All the "free scholarship" means is an athlete gets the cost of their education covered. There are literally thousands of kids who get full or partial academic or other scholarships to go to schools too. Those on an academic scholarship, they can actually work a part-time job, or accept a gift from a teacher or get paid to help run an errand for an advisor. Not the athletes.

Ok, well, not the football or basketball players.....

And that's the fundamental flaw with any argument about why college athletes shouldn't be gettin paid. If you are 1,000 miles from home playing football in a state or city you've never been, it would be nice to have $20 in your pocket. A frightening amount of said athletes don't have that.

Which means they need to find spending money some where they can go get a Subway sandwich on a Sunday night if they want one or the athletic food hall is closed.

I could go on forever about the stupidity of college athletics which is now more of America's biggest businesses while the people doing the work essentially worked for free while watching the executive pocket money selling jersey's with their names on them.

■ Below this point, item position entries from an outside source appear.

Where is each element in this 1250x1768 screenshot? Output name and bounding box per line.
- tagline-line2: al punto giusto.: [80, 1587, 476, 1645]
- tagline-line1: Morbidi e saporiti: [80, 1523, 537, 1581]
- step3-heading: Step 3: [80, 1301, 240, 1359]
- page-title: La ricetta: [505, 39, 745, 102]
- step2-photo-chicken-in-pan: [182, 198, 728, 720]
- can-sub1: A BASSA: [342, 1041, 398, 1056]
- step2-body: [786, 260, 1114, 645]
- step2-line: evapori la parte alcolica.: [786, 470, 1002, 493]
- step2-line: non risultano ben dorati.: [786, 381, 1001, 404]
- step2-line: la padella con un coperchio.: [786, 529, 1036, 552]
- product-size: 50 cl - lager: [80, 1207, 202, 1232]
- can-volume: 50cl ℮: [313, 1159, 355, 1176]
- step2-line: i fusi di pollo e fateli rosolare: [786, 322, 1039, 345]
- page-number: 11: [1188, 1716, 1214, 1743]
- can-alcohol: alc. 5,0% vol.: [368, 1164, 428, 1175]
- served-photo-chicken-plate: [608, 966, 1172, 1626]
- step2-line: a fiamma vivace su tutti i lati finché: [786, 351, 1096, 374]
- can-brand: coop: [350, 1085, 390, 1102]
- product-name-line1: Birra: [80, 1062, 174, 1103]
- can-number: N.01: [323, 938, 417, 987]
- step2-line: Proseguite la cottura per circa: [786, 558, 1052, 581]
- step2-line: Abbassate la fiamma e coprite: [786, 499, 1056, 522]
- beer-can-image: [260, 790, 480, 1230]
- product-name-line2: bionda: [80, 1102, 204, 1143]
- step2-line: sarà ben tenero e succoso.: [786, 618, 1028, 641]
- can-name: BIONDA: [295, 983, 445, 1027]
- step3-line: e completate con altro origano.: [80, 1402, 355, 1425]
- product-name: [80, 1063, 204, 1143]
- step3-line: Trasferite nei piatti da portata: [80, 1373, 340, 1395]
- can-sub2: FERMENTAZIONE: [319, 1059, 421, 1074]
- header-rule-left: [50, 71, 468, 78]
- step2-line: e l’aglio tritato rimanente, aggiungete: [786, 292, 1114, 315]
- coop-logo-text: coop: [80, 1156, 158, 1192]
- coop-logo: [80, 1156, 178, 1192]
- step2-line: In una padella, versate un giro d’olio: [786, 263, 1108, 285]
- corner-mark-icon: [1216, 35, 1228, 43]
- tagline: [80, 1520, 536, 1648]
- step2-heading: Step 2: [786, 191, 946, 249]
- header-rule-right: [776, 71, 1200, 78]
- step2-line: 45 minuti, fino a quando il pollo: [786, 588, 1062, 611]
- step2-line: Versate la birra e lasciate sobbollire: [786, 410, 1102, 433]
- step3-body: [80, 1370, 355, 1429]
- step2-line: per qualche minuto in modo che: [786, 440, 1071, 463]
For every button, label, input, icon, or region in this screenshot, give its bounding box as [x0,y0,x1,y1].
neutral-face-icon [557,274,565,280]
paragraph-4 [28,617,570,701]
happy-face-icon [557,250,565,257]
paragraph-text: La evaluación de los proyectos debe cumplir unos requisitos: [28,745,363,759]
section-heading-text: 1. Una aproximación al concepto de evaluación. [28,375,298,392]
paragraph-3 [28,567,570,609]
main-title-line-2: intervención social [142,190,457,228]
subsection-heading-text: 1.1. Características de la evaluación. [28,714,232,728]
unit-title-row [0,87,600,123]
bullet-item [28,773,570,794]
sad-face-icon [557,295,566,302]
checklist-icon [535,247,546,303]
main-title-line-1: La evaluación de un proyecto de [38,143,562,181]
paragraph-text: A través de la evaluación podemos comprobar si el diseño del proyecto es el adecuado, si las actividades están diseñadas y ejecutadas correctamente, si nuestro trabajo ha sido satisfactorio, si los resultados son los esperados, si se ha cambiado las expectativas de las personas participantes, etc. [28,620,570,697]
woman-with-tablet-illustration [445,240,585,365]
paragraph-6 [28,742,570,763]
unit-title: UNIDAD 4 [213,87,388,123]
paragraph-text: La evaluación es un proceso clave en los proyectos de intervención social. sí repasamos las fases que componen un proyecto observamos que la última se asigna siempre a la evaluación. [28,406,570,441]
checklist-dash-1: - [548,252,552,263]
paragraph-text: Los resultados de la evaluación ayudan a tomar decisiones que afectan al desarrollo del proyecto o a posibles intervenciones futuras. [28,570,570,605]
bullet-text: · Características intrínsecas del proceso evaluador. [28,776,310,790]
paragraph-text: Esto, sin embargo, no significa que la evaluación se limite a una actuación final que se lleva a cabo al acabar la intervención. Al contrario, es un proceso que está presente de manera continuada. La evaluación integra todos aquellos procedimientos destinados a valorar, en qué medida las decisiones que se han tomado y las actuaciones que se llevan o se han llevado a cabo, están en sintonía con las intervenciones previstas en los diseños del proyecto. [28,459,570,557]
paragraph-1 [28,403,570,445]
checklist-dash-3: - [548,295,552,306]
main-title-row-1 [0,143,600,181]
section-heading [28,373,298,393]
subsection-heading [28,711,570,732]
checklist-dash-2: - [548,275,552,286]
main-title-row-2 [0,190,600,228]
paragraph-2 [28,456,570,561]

But I'd be describing the NCAA and for people of a certain generation, it's what they grew up with. It doesn't mean they are bad and it doesn't mean they should be hated, it just means times have changed.

Almost everything surrounding college athletics is different than it was 40-years ago. The NCAA or whatever takes its place as the college sports overlords should work to become modern and current. Adjust to the year 2021 instead of what the NCAA often does which is try to operate like its 1981.